Les juges et la loi
En 1154, Henri II a institutionnalisé la common law en créant un système judiciaire unifié « commun » au pays en incorporant et en élevant la coutume locale au niveau national, en mettant fin au contrôle local, en éliminant les recours arbitraires et en rétablissant un système de jury composé de citoyens ayant prêté serment pour enquêter sur les accusations criminelles et les réclamations civiles. Les juges du royaume partaient régulièrement en voyage dans tout le pays pour apporter la justice du roi à chaque citoyen. Leur objectif était d’instaurer un système de droit commun dans tout le pays, d’où le nom de common law donné à ces lois. Les juges itinérants formaient un noyau de juges à compétence nationale qui n’avaient pas de racines locales. Ils étaient donc beaucoup moins susceptibles d’être corrompus, comme cela avait été le cas lors d’une tentative similaire au douzième siècle, où les juges royaux étaient basés dans les communautés locales. C’est sous Henri II que les juges ont été envoyés pour la première fois en « circuits », pour entendre les plaidoyers dans les principaux lieux qu’ils visitaient et reprendre le travail des tribunaux locaux. Avec le temps, les décisions des juges ont été mises par écrit. Au fur et à mesure que les décisions de ces tribunaux ont été enregistrées et publiées, s’est développée la pratique selon laquelle les décisions antérieures (précédents) étaient citées dans les plaidoiries devant les tribunaux et étaient considérées comme ayant une autorité persuasive.
Ces pratiques se sont développées pour devenir la common law d’Angleterre, le droit qui était disponible dans tout le royaume. La raison la plus convaincante pour laquelle Henri II doit être considéré comme le « père de la common law » est peut-être qu’il est en grande partie responsable de la justice royale régionale et itinérante grâce à laquelle la loi est véritablement devenue commune – disponible pour tous. Il est vrai qu’Henri II, qui a régné de 1154 à 1189, a fait beaucoup de choses importantes pour favoriser le développement de la common law, par exemple en popularisant la cour du roi. Cependant, nous ne savons pas comment la cour du roi (appelée Curia Regis) agissait pendant la période normande avant Henri II, car les documents les plus anciens datent de son règne, il serait donc présomptueux de trop en créditer Henri II. Quoi qu’il en soit, de nombreux facteurs de nature historique générale ont contribué au développement de la common law et il serait peut-être plus significatif de parler des différentes parties qui ont contribué à nourrir la common law de ses premières pousses vertes à sa pleine floraison plutôt que d’essayer de trouver un « père ».

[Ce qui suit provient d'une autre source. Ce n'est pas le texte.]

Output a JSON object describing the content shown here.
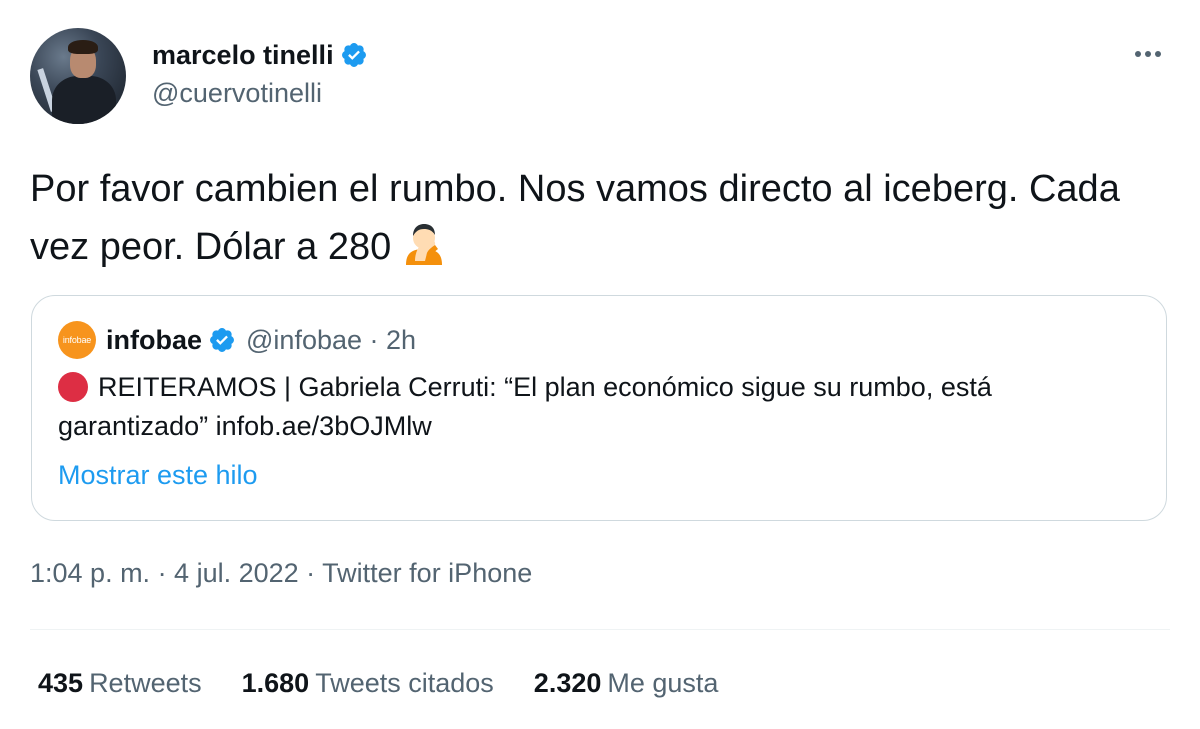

Dans l’expansion des pouvoirs juridiques du roi, un rôle important a été joué par les clercs. Ils ont développé une série de formulaires de réclamation, appelés writs, et ont établi des procédures qui, de manière peut-être significative, leur ont donné une plus grande importance et leur ont procuré un revenu généreux ! Un autre développement important, par exemple, a été l’expansion de la « paix du roi ». C’était le droit du monarque, par opposition à celui d’un seigneur local, de s’occuper de tout désordre ou crime local.
Une autre raison pour laquelle les cours royales ont obtenu beaucoup d’affaires et donc de pouvoir était l’interprétation donnée au Statut de Gloucester (1278) par les juges royaux. Ce statut prévoyait qu’aucune affaire impliquant un montant inférieur à 40 shillings ne devait être portée devant les cours royales, mais qu’elle devait être jugée devant les tribunaux locaux. Les juges ont interprété cela comme signifiant qu’aucune action personnelle visant à récupérer une somme supérieure à 40 shillings ne pouvait être engagée devant les tribunaux locaux, se réservant ainsi toutes les affaires importantes. Il est pertinent ici de noter que les juges étaient soucieux d’attirer les plaideurs car leurs honoraires variaient en fonction du nombre d’affaires traitées.
La caractéristique distinctive de la common law est qu’elle représente le droit des tribunaux tel qu’il est exprimé dans les décisions judiciaires. Les motifs de décision des affaires se trouvent dans les principes fournis par les décisions judiciaires antérieures, contrairement à un système qui repose uniquement sur les lois du Parlement. Outre le système des précédents judiciaires, d’autres caractéristiques de la common law sont le procès par jury et la doctrine de la suprématie de la loi. À l’origine, la suprématie de la loi signifiait que même le roi n’était pas au-dessus de la loi ; aujourd’hui, elle signifie que les actes des organismes gouvernementaux et des ministres peuvent être contestés devant les tribunaux.